Total, Europe’s second-biggest oil company, can cover the cash part of its dividend at $50 oil this year, according to Bloomberg Intelligence data. Exxon and Shell covered their payout with cash from operations in the first quarter at an average price for Brent of just under $55. BP, which didn’t generate enough money to cover the payout in the three months to March, will be able to do so this year if oil is between $50 and $55, Chief Financial Officer Brian Gilvary said in May.

Brent crude traded at $50.60 a barrel as of 12:59 p.m. in Singapore on Wednesday.
Spending Increase

Despite cutting billions of dollars of capital expenditure, the producers are now proceeding with projects they began before the downturn, including BP in the North Sea and Eni SpA in Africa. The industry is expected to increase spending “modestly” in oil and gas exploration and production projects this year after a 44 percent plunge between 2014 and 2016, the International Energy Agency said this month.

“Though costs may now start rising with a slow, yet gradual recovery in investment, a large portion of the savings in costs may be structural and remain,” said Philipp Chladek, a London-based analyst at Bloomberg Intelligence. “Cost cuts were not only from innovation and technological advancements, but also from managerial adjustments such as re-thinking and streamlining projects.”

Investors are still wary. Brent crude near $50 a barrel is about half the level of three years ago, despite OPEC’s efforts to boost prices by cutting production.

The MSCI World Energy Sector Index is down 9 percent this year, with the 90 companies that make up the index together losing $218 billion in market value, according to data compiled by Bloomberg. Shares of all of the Big Five — Exxon, Shell, Chevron, Total and BP — are down more than 10 percent.

Industry profit in the first quarter was the best in two years as the effects of cost cutting began to show. That gave way to the realization that OPEC’s deal to curb output wasn’t eliminating the global supply glut as quickly as intended by the exporters’ group led by Saudi Arabia. Even an extension of the curbs until March 2018 couldn’t boost prices and prevent banks including Goldman Sachs Group Inc and BNP Paribas SA from cutting their oil-price forecasts.

The mean estimate of analysts for Exxon’s 2017 profit has been cut by $940 million in the past month, according to data compiled by Bloomberg.

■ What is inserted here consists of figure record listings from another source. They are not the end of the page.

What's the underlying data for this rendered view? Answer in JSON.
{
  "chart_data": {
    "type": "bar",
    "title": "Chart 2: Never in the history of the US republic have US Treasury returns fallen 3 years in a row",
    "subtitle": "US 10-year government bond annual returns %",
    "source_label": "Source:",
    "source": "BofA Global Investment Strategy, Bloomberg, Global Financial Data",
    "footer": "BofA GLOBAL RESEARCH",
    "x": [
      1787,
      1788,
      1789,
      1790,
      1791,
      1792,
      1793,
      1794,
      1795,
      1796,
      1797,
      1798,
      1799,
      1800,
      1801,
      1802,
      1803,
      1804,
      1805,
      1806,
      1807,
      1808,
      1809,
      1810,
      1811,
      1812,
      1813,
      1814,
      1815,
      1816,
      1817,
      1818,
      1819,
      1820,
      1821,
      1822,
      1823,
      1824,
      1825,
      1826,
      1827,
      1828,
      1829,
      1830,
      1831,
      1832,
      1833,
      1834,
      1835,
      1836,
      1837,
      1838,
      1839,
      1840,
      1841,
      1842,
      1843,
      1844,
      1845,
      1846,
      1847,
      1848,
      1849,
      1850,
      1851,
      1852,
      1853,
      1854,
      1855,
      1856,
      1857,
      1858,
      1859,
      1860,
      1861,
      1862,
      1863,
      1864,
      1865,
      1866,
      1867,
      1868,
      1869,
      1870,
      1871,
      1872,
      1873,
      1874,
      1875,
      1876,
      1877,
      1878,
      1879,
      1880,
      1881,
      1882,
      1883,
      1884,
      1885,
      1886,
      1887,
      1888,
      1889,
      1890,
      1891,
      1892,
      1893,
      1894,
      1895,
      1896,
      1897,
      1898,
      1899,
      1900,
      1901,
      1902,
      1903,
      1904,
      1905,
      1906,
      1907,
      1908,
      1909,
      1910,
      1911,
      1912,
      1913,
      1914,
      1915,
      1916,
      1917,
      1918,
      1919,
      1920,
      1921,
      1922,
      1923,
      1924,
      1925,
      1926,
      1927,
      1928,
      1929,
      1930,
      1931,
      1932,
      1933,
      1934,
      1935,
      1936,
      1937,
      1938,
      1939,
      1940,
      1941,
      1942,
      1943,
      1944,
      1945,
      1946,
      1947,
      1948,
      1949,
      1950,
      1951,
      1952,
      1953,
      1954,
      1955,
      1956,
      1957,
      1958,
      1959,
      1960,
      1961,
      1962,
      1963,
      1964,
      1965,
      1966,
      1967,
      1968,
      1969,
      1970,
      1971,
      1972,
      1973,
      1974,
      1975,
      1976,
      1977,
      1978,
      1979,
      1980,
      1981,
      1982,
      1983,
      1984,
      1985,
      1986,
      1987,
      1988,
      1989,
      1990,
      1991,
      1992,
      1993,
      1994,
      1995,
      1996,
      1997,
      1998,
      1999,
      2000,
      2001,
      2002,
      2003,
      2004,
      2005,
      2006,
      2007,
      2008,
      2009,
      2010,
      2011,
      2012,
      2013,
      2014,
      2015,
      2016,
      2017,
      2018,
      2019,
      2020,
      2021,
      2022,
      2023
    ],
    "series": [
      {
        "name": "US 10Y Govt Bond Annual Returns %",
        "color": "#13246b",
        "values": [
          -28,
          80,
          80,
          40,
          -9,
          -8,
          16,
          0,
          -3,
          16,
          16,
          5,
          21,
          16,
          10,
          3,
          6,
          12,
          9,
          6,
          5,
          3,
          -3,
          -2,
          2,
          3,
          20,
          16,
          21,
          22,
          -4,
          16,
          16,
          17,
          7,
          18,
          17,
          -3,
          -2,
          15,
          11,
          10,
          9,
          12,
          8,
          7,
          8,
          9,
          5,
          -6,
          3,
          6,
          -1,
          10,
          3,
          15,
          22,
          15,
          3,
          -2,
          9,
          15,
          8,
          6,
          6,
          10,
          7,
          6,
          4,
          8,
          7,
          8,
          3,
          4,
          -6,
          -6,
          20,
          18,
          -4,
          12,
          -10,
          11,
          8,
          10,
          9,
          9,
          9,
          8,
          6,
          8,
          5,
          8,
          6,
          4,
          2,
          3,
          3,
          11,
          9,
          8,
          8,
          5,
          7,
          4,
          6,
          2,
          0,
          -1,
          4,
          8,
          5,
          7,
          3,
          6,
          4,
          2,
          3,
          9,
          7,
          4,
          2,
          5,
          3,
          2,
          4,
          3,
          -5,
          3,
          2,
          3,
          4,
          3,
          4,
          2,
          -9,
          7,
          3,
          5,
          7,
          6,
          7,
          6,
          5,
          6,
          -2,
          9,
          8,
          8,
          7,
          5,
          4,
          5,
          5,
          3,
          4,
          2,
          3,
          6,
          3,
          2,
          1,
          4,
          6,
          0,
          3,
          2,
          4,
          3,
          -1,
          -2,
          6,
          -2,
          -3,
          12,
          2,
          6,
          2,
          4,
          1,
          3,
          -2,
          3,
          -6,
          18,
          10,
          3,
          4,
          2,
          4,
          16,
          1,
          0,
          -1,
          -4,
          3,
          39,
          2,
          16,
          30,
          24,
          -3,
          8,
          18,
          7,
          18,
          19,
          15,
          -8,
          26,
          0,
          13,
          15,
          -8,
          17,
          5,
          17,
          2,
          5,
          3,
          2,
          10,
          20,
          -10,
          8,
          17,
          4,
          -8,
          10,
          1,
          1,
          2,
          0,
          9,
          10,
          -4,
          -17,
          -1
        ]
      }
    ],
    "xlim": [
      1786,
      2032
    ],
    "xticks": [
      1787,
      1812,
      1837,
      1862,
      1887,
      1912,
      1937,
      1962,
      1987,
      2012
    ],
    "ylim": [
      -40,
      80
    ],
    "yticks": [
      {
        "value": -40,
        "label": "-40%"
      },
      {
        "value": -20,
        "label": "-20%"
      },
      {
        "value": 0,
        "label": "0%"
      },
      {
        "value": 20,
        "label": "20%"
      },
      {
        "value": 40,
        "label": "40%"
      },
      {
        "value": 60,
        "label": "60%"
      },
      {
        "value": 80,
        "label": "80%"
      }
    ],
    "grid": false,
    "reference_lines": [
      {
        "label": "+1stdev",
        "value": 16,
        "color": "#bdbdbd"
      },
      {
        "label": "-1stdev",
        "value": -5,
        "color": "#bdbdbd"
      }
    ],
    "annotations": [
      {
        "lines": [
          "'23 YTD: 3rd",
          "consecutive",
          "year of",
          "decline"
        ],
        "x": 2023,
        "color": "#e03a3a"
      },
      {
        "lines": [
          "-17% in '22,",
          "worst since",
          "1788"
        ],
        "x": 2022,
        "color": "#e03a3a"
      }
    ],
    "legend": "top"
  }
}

Shell’s has been reduced by almost $591 million, Chevron’s by $360 million, Total’s by $201 million and BP’s by $409 million, according to the data.

Still, Bernstein expects cash flow growth to provide the trigger for a turnaround in the companies’ fortunes.

“Big Oil is a value sector in need of a catalyst and that catalyst is scrip dividend removal and share repurchases,” Clint said. “We see that occurring over the next six to nine months.”